Pourquoi l'open-space ?

Par Léo Ferté • Publié le

Un petit historique s'impose.

Pourquoi l'open-space ?
Pourquoi le bureau individuel a-t-il progressivement disparu ? © Simon Coste / Adobe Stock

Si vous travaillez dans le tertiaire, il y a de grande chance pour que vous connaissiez le concept, et il est fort probable que votre bureau se situe dans l’un de ces bureaux paysagés (oui, c'est le terme français). Une définition s’impose tout de même : selon le Larousse, il s’agit d'une « grande pièce regroupant plusieurs postes de travail dans un même espace non cloisonné ».

Une chose est sûre : le bureau individuel est désormais synonyme de privilège, le plus souvent réservé aux dirigeants et aux chefs de services. Mais comment, et pourquoi l’a-t-on progressivement remplacé par l’open-space ? Petit historique de ce phénomène, révolution de la vie de bureau pour certains, symbole des dérives du management moderne pour d’autres.

 

Le Louvre, premier open-space ?

Selon Pascal Dibie, ethnologue et auteur de Ethnologie du bureau, il apparaît pour la première fois en France en 1860 après un incendie dans le ministère des Finances, alors installé au Louvre. On installe les fonctionnaires dans un grand espace commun... qui brûle à nouveau en 1871 sous la Commune ! Le ministère est alors reconstruit, mais renoue avec les bureaux individuels, à la demande des fonctionnaires qui n’ont visiblement pas goûté aux plaisirs de cette expérience inédite pour l'époque. 
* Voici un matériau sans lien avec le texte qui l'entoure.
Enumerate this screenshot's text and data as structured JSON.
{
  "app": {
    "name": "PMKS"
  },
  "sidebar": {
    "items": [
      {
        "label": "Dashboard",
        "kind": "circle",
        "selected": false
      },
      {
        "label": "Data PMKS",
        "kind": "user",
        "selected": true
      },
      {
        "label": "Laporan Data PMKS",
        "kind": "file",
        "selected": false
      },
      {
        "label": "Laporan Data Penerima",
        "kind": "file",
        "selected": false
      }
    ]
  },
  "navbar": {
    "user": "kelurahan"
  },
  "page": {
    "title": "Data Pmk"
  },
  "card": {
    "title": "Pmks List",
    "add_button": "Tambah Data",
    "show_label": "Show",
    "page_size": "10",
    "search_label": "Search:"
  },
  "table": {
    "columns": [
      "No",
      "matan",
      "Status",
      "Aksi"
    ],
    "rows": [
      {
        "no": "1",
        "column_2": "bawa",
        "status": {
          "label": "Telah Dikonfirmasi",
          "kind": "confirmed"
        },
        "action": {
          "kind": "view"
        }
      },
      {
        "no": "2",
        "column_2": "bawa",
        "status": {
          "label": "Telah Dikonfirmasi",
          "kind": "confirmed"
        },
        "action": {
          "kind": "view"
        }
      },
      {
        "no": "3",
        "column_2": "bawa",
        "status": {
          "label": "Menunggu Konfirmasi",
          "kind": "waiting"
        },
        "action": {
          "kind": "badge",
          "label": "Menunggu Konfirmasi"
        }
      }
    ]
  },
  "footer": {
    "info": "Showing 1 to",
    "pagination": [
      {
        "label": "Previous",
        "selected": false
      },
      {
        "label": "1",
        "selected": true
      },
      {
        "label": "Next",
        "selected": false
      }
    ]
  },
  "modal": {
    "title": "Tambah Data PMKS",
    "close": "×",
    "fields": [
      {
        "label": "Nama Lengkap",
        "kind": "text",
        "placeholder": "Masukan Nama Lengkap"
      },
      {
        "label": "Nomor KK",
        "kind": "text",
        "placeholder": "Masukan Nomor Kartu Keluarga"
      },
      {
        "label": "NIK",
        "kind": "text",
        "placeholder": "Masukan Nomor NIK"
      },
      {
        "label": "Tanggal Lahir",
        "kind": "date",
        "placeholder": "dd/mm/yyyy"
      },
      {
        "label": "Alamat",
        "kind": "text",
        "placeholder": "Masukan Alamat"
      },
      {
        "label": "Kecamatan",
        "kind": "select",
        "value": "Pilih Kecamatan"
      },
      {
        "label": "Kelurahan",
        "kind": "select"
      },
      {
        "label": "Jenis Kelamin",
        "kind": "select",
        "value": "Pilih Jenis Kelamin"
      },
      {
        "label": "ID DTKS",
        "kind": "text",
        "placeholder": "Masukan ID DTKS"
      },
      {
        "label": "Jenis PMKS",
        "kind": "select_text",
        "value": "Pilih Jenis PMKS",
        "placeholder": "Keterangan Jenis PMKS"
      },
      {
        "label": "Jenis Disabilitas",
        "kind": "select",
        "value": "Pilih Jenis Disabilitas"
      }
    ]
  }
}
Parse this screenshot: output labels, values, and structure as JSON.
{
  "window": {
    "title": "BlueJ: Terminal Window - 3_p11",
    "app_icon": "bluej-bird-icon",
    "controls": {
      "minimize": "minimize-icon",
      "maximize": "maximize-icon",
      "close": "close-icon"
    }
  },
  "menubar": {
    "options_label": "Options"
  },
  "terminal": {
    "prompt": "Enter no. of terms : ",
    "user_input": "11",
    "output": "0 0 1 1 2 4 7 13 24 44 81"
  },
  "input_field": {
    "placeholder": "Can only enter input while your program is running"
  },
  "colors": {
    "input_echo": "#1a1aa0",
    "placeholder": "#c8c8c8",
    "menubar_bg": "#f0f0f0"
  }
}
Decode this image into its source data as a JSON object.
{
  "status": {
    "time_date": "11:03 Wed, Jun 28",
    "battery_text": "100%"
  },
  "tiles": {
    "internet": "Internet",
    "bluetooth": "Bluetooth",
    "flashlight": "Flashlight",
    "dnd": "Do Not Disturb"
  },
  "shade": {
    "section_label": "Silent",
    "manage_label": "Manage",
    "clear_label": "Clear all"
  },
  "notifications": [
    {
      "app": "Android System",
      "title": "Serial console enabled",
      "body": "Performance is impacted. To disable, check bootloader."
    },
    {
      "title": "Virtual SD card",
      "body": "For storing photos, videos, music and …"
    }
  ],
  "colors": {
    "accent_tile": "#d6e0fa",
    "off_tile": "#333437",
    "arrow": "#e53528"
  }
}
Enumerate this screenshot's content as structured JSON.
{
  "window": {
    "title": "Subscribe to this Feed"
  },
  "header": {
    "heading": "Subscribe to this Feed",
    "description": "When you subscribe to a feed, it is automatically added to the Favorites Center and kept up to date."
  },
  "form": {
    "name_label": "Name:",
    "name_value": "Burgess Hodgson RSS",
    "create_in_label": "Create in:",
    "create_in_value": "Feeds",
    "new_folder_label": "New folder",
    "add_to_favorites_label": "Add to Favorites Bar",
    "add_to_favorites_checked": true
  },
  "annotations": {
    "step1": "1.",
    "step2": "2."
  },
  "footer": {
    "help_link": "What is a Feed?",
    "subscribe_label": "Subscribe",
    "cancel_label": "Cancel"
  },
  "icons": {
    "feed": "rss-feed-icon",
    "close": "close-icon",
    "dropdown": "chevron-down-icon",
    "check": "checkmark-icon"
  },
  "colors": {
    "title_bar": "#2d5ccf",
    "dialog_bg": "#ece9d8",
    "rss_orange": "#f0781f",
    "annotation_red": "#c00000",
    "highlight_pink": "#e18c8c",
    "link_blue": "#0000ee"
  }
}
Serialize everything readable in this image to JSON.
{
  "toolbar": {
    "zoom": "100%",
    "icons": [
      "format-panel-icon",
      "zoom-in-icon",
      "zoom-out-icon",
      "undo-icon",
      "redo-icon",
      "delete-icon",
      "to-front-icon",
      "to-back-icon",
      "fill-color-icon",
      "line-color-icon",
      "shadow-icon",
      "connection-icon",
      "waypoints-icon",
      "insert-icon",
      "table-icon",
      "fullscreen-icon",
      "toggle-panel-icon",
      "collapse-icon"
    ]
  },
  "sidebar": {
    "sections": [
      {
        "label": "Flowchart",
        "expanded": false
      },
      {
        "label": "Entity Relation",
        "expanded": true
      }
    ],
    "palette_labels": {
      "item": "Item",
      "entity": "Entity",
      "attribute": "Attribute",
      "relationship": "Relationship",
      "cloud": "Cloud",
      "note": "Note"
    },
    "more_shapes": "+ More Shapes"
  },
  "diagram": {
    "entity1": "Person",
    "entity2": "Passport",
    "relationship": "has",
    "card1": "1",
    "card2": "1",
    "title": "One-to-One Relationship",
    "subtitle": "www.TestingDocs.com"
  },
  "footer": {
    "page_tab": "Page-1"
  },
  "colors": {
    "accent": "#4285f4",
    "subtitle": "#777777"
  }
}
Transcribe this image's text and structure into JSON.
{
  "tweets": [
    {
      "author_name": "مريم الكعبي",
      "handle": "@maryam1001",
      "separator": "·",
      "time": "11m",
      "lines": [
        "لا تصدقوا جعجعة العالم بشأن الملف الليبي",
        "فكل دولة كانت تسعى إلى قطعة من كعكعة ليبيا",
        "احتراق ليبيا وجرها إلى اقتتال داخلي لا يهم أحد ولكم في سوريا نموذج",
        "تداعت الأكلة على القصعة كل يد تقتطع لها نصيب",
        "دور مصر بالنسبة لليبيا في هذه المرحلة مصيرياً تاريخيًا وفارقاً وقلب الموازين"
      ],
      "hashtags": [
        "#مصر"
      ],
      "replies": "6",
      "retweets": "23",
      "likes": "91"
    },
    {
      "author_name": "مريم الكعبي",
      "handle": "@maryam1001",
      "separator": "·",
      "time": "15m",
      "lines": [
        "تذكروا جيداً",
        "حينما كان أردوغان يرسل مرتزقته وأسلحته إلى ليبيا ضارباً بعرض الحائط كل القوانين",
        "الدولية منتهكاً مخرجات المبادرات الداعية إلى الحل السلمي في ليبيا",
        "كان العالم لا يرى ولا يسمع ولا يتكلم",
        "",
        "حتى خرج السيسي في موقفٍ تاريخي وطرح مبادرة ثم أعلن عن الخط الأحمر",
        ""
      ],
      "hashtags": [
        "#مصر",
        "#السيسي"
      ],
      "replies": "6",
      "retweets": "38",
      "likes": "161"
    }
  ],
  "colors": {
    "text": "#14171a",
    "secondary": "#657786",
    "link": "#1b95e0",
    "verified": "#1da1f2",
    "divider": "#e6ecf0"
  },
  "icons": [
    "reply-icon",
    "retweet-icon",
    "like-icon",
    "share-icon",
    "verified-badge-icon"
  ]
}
Après cette courte et anecdotique expérience, la France restera longtemps hermétique au concept d’open-space, et il faudra attendre les années 70 pour que les espaces de travail communs traversent l’Atlantique, et les années 2000 pour qu’on commence à parler d’open-space en Hexagone.

 

Les véritables pionniers

Vous l’aurez compris, c’est donc du côté des États-Unis qu’apparaît le phénomène : inspirés par l’organisation du travail en usine, les premiers bâtiments proposant des espaces de travail communs apparaissent au début du XXème dans les grandes villes de l’est (principalement Chicago et New York). On conçoit donc les premiers open-space dans un but d’optimisation : rapprocher les salariés d’un même service pour faire circuler plus vite l’information. Les employées (car ce sont bien souvent des femmes, notamment les dactylos) sont disposées par rangées de bureaux à l’image des successions de postes de travail sur les chaînes de production. Le chef de rang est placé sur une estrade, pour surveiller la cadence des travailleurs. Une première dans le secteur tertiaire !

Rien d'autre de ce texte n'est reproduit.